Posted by arbrealettres sur 11 avril 2018




    
Le retour dans la montagne

On respire un air vif et pur,
et voilà que le soleil disparaît
dans les froides profondeurs de ces rochers immenses.

Je veux vous reconduire jusqu’à votre montagne ;
ami, je connais maintenant votre cœur.

Quand l’âge mûr succède à l’active jeunesse,
le temps est venu de cesser la lutte
et de s’appartenir à soi-même ;

Vous avez su, je le vois, comprendre la vie,
et régler la vôtre comme il faut.
Qu’il vous plaise de marcher ou de vous reposer,
rien ne vous poursuit ni ne vous arrête ;

Sans entendre d’autre murmure que celui des sources,
d’autres bruits que ceux du vent ou de la pluie,
Vous foulez un sol toujours jonché
des fruits du song ou des fleurs du cannelier.
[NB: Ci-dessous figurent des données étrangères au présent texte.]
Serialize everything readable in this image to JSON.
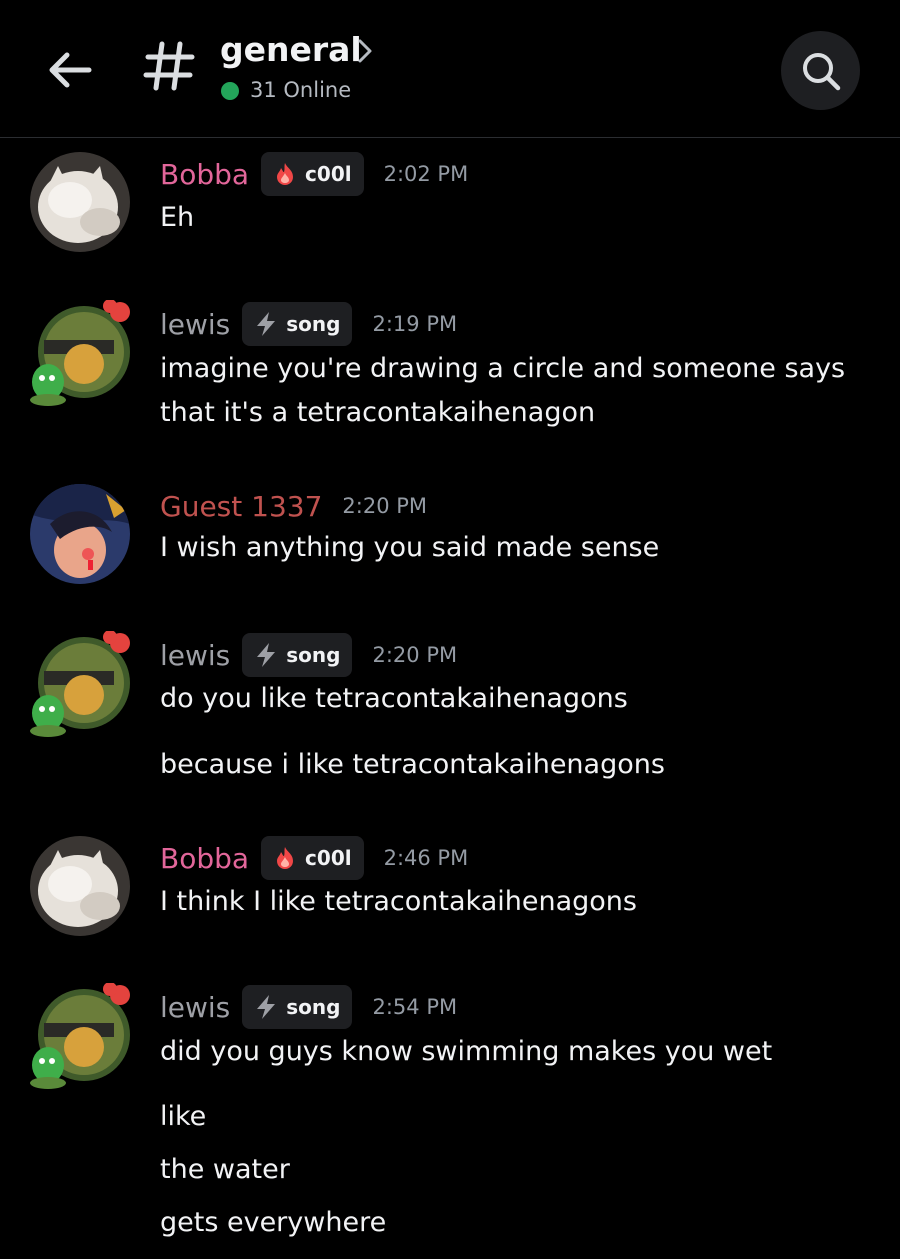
{
  "header": {
    "channel_name": "general",
    "online_text": "31 Online",
    "back_icon": "arrow-left-icon",
    "hash_icon": "hash-icon",
    "search_icon": "search-icon"
  },
  "colors": {
    "bobba": "#e2669a",
    "lewis": "#9ea0a6",
    "guest": "#c0524f",
    "online": "#23a55a"
  },
  "messages": [
    {
      "username": "Bobba",
      "tag": "c00l",
      "time": "2:02 PM",
      "lines": [
        "Eh"
      ]
    },
    {
      "username": "lewis",
      "tag": "song",
      "time": "2:19 PM",
      "lines": [
        "imagine you're drawing a circle and someone says",
        "that it's a tetracontakaihenagon"
      ]
    },
    {
      "username": "Guest 1337",
      "time": "2:20 PM",
      "lines": [
        "I wish anything you said made sense"
      ]
    },
    {
      "username": "lewis",
      "tag": "song",
      "time": "2:20 PM",
      "lines": [
        "do you like tetracontakaihenagons",
        "because i like tetracontakaihenagons"
      ]
    },
    {
      "username": "Bobba",
      "tag": "c00l",
      "time": "2:46 PM",
      "lines": [
        "I think I like tetracontakaihenagons"
      ]
    },
    {
      "username": "lewis",
      "tag": "song",
      "time": "2:54 PM",
      "lines": [
        "did you guys know swimming makes you wet",
        "like",
        "the water",
        "gets everywhere"
      ]
    }
  ]
}
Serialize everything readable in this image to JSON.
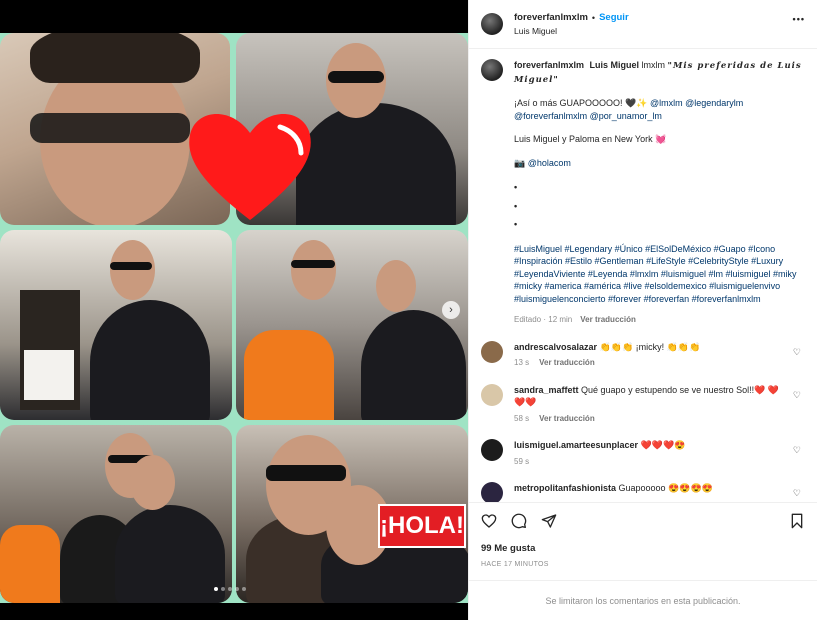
{
  "media": {
    "hola_logo": "¡HOLA!",
    "next_arrow": "›",
    "carousel_dots": 5,
    "active_dot": 0
  },
  "header": {
    "username": "foreverfanlmxlm",
    "separator": "•",
    "follow_label": "Seguir",
    "subtitle": "Luis Miguel",
    "more_label": "•••"
  },
  "caption": {
    "username": "foreverfanlmxlm",
    "bold_name": "Luis Miguel",
    "name_suffix": " lmxlm ",
    "script_title": "\"𝑴𝒊𝒔 𝒑𝒓𝒆𝒇𝒆𝒓𝒊𝒅𝒂𝒔 𝒅𝒆 𝑳𝒖𝒊𝒔 𝑴𝒊𝒈𝒖𝒆𝒍\"",
    "line1": "¡Así o más GUAPOOOOO! 🖤✨ ",
    "mentions1": "@lmxlm @legendarylm @foreverfanlmxlm @por_unamor_lm",
    "line2": "Luis Miguel y Paloma en New York 💓",
    "camera": "📷 ",
    "mention2": "@holacom",
    "bullets": [
      "•",
      "•",
      "•"
    ],
    "hashtags": "#LuisMiguel #Legendary #Único #ElSolDeMéxico #Guapo #Icono #Inspiración #Estilo #Gentleman #LifeStyle #CelebrityStyle #Luxury #LeyendaViviente #Leyenda #lmxlm #luismiguel #lm #luismiguel #miky #micky #america #américa #live #elsoldemexico #luismiguelenvivo #luismiguelenconcierto #forever #foreverfan #foreverfanlmxlm",
    "edited": "Editado · 12 min",
    "translate": "Ver traducción"
  },
  "comments": [
    {
      "username": "andrescalvosalazar",
      "text": " 👏👏👏 ¡micky! 👏👏👏",
      "time": "13 s",
      "translate": "Ver traducción",
      "avatar_color": "#8a6a4a"
    },
    {
      "username": "sandra_maffett",
      "text": " Qué guapo y estupendo se ve nuestro Sol!!❤️ ❤️❤️❤️",
      "time": "58 s",
      "translate": "Ver traducción",
      "avatar_color": "#d9c7a8"
    },
    {
      "username": "luismiguel.amarteesunplacer",
      "text": " ❤️❤️❤️😍",
      "time": "59 s",
      "translate": "",
      "avatar_color": "#1c1c1c"
    },
    {
      "username": "metropolitanfashionista",
      "text": " Guapooooo 😍😍😍😍",
      "time": "",
      "translate": "",
      "avatar_color": "#2b2540"
    }
  ],
  "actions": {
    "likes": "99 Me gusta",
    "time_ago": "HACE 17 MINUTOS"
  },
  "footer": {
    "notice": "Se limitaron los comentarios en esta publicación."
  },
  "colors": {
    "link": "#00376b",
    "follow": "#0095f6",
    "collage_bg": "#9fe3c4",
    "heart": "#ff1a1a"
  }
}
Les simples que vous vendez vous procurent largement
de quoi subvenir à vos faibles dépenses ;
Vous recueillez enfin ces herbes précieuses,
dont les sucs puissants donnent la longévité.

Les nuages blancs sont de gracieux compagnons
qui vous exhortent à boire ;

En quelque endroit que vous vous retiriez pour dormir,
la lune brillante n’est-elle point près de vous ?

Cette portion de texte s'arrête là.